M5Stackという小型マイコンボードと、最近話題のローカルLLM(大規模言語モデル)を組み合わせることで、クラウドに頼らないプライベートな会話ロボット「スタックチャン」を自分で作ることができます。
難しそうに聞こえるかもしれませんが、実は意外とシンプル。この記事では、初心者向けに「何を買って、どう組み立てて、どう動かすか」を、つまずきやすいポイントも含めて詳しく解説していきます。
M5Stackは、ESP32というWi-Fi対応のマイコンを搭載した、手のひらサイズのコンピュータです。スマートフォンくらいの大きさで、液晶画面、スピーカー、ボタンが付いています。
もともとはIoT(Internet of Things)プロトタイピング向けのツールでしたが、最近は生成AIと組み合わせて「AI相棒ロボット」を作る人が急増しています。理由は明確です:
スタックチャンは、M5Stackに生成AIを搭載した、会話できる小型ロボットの総称です。もともとは日本の技術者コミュニティで始まったプロジェクトで、かわいい顔のグラフィックが表示されて、あなたの質問に答えてくれます。
実装方法は複数ありますが、最も実用的なのが「ローカルLLMを使った構成」です。つまり、データをクラウドに送らずに、手元のコンピュータやM5Stack自体でAIが考えて返事をしてくれるということ。プライバシーも守られるし、インターネット接続がなくても動きます。
実装に必要なハードウェアを、型番と入手先を含めてリストアップしました。
推奨モデル:M5Stack CoreS3 または M5Stack Core2
| 項目 | CoreS3 | Core2 |
|---|---|---|
| CPU | ESP32-S3 | ESP32 |
| RAM | 512KB + PSRAM 8MB | 約520KB |
| フラッシュ | 16MB | 4-16MB |
| 液晶 | 2.0インチ(320×240) | 2.0インチ(320×240) |
| 音声機能 | マイク内蔵 | 別途追加が推奨 |
| 推奨用途 | 音声対話重視 | シンプル実装 |
入手先: マルツオンライン、Switch Science、eleshop など
私からのアドバイス: 初めての購入なら CoreS3 一択をお勧めします。マイクが内蔵されているので、後から「あ、マイク買い忘れた」という失敗がありません。
CoreS3を選んだ場合、マイクは内蔵されていますが、より高精度な音声認識を目指すなら、専用ユニットの追加も検討します。
推奨オプション:
入手先: Switch Science、マルツオンライン
注意点: 複数のマイクを接続する場合、I2Sインターフェースの設定が重複しないよう注意してください。

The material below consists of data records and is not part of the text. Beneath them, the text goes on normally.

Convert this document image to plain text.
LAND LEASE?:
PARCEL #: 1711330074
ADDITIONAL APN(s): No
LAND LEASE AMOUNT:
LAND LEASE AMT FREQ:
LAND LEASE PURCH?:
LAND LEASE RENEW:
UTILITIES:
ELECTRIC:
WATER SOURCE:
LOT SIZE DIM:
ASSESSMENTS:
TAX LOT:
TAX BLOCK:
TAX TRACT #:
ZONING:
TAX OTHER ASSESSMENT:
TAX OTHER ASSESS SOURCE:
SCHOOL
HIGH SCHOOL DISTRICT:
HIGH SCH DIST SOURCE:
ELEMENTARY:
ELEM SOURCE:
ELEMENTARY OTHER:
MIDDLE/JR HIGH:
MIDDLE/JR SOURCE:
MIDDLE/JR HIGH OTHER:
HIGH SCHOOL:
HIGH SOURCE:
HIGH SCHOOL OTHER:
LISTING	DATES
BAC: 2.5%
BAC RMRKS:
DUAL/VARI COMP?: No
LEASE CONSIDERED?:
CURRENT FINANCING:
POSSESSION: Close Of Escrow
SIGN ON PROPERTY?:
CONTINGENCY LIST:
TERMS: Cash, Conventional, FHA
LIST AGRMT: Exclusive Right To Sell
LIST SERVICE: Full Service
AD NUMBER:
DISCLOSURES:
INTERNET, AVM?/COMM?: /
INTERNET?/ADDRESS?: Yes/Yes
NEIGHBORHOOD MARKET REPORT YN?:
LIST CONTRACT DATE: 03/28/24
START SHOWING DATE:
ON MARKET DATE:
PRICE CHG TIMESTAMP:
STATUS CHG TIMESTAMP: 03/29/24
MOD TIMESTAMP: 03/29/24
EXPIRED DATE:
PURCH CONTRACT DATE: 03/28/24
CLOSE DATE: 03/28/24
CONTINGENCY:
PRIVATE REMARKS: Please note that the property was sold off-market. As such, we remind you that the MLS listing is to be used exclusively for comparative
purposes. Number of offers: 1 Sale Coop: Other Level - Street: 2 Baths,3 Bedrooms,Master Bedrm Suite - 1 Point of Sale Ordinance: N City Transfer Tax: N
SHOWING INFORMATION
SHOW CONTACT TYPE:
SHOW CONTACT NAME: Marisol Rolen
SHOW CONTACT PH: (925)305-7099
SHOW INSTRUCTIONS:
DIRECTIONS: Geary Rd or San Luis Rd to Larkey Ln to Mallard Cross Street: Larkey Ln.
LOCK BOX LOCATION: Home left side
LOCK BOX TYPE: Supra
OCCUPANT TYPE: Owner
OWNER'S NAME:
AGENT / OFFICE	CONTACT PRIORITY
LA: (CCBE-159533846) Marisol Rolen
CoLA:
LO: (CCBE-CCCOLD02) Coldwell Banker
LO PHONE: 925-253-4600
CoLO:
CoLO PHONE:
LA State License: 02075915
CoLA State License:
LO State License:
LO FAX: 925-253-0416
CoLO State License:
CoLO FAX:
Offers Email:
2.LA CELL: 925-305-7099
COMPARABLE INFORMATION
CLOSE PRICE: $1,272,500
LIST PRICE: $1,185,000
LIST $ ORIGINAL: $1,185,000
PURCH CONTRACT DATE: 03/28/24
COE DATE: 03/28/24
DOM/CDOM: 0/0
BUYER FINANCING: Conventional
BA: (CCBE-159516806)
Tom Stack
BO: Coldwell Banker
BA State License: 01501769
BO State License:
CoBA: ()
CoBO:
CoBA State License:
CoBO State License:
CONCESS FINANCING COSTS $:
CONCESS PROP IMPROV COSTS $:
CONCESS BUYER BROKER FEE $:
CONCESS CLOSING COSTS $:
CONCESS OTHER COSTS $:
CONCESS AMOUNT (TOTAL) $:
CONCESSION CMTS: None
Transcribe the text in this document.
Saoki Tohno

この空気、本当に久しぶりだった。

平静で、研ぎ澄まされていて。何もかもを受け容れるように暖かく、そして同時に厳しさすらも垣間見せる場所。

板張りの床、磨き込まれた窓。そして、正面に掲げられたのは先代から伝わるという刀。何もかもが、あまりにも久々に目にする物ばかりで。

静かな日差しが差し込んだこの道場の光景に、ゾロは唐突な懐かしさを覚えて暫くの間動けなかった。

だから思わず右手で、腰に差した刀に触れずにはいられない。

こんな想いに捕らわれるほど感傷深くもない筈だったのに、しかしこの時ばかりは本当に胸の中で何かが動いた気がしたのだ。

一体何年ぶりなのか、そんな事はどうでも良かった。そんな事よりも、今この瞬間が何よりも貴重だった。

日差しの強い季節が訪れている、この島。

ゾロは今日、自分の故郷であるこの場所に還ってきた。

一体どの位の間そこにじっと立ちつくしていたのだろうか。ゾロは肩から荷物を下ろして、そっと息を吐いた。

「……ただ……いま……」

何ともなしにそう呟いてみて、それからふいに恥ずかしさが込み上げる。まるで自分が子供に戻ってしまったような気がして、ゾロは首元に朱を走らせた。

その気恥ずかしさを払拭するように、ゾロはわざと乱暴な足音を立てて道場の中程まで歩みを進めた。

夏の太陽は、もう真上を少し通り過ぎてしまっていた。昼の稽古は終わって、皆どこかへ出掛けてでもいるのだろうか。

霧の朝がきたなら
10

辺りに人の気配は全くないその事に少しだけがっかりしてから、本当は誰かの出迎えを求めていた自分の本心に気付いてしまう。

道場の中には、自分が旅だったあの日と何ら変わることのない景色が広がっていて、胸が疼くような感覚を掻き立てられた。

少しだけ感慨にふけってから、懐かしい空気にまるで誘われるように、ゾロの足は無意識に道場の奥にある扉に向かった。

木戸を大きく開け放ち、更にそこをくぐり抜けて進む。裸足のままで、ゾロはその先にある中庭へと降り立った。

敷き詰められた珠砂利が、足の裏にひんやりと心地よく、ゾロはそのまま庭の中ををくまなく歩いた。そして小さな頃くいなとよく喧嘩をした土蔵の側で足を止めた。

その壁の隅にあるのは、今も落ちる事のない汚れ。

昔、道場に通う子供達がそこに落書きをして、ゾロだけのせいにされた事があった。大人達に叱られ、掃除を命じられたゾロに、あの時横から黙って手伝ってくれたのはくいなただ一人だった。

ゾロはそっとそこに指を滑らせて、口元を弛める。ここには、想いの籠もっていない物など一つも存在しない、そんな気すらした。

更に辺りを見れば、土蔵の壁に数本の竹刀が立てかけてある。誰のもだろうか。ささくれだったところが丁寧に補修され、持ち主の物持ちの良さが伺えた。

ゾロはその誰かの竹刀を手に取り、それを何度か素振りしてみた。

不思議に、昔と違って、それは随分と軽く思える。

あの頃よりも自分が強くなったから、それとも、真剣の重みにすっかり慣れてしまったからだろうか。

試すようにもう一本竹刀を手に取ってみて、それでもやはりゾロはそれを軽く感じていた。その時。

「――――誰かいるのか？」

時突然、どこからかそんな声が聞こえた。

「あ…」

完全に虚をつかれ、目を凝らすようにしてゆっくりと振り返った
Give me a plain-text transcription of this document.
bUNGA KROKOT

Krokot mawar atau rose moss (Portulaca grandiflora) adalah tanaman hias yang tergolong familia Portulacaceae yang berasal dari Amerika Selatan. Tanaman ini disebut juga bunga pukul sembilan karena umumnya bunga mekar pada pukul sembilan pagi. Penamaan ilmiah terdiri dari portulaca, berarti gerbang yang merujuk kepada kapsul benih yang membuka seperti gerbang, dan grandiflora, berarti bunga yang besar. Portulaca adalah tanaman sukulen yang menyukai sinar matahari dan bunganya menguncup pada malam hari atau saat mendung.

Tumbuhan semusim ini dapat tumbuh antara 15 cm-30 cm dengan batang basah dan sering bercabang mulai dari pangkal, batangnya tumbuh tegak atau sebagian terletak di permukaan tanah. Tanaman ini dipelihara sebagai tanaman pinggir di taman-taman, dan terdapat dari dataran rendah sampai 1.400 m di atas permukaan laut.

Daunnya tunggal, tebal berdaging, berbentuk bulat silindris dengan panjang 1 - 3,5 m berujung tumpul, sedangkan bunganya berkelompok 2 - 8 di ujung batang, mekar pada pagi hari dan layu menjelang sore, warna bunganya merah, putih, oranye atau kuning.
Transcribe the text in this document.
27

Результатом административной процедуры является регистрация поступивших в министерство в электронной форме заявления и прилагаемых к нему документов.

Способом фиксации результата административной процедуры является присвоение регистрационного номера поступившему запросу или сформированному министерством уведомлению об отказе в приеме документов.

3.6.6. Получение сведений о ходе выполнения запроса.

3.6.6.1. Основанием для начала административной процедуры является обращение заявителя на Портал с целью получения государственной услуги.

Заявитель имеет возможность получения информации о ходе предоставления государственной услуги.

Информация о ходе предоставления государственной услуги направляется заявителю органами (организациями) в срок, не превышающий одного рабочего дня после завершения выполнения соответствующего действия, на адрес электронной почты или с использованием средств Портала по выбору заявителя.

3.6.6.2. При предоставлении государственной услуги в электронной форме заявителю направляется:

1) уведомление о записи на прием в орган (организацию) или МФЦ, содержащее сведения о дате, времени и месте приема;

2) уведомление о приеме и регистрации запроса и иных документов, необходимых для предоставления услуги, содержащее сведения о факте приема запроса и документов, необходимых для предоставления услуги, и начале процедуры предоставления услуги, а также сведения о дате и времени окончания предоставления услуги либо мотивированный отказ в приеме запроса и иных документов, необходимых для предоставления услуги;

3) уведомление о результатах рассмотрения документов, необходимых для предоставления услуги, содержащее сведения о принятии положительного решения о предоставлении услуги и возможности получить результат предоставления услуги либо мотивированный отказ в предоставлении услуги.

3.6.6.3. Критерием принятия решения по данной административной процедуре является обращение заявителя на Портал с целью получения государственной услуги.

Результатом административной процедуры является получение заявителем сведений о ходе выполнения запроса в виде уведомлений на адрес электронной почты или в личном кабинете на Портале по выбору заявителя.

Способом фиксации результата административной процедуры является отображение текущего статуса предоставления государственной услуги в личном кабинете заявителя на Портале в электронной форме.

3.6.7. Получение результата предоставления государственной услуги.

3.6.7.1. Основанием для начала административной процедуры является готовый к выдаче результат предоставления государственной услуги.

M5Stack本体にはスピーカーが付いていますが、音量が小さいため、別途スピーカーユニットの追加が実用的です。
推奨モデル:
入手先: Switch Science、マルツオンライン
ベストプラクティス: スピーカーは3W程度の出力で十分です。大きすぎる音は歪みが出やすく、会話ロボットとしての聞き心地が悪くなります。
| 部品名 | 推奨仕様 | 用途 | 入手先 |
|---|---|---|---|
| microSDカード | 32GB以上 | 音声ログ、モデルファイル保存 | 一般家電量販店 |
| USB Type-Cケーブル | 標準品 | 充電・プログラム書き込み | 100均から可 |
| 電源アダプタ | 5V/2A以上 | 安定動作用 | マルツオンライン、eleshop |
| ジャンパーワイヤ | オスメス混合 | I2S接続用(拡張ユニット使用時) | 秋葉原、オンラインショップ |
購入前に以下を確認してください:
M5Stackにプログラムを書き込むために、PCに開発環境を整える必要があります。
ステップ1:Arduino IDEをダウンロード
公式サイト(https://www.arduino.cc/en/software)から最新版をダウンロードしてインストールします。Windows/macOS/Linuxすべてに対応しています。
ステップ2:ESP32ボード定義を追加
https://raw.githubusercontent.com/espressif/arduino-esp32/gh-pages/package_esp32_index.json
ステップ3:ボードマネージャからESP32をインストール
※インストール完了まで数分かかります。コーヒーを飲んで待ちましょう。
ステップ4:ボードを選択
M5Stackを簡単に扱うための公式ライブラリをインストールします。
ステップ1:ライブラリマネージャを開く
「スケッチ」→「ライブラリをインクルード」→「ライブラリを管理」
ステップ2:必要なライブラリをインストール
検索欄に以下を入力して、順番にインストールしてください:
M5Unified(最新版推奨)
M5GFX(M5Unifiedと一緒に入ることが多い)
ArduinoJson(バージョン6.x系)
WiFiClientSecure(標準ライブラリ)
セットアップが完了したら、動作確認をしましょう。
テストコード:
#include <M5Unified.h>
void setup() {
auto cfg = M5.config();
M5.begin(cfg);
M5.Display.setTextSize(2);
M5.Display.setCursor(10, 40);
M5.Display.println("Setup OK!");
M5.Display.println("M5Stack is ready!");
}
void loop() {
M5.update();
delay(100);
}
書き込み方法:
うまくいかない場合:
M5Stack単体では大規模な言語モデルを動かせないため、PC(またはRaspberry Pi)上にローカルLLMを配置します。M5Stackはそれにネットワーク経由で質問を送り、返答を受け取る構成です。
Ollama(推奨・初心者向け)
OllamaはWindows/macOS/Linux対応の、最も簡単にローカルLLMを実行できるツールです。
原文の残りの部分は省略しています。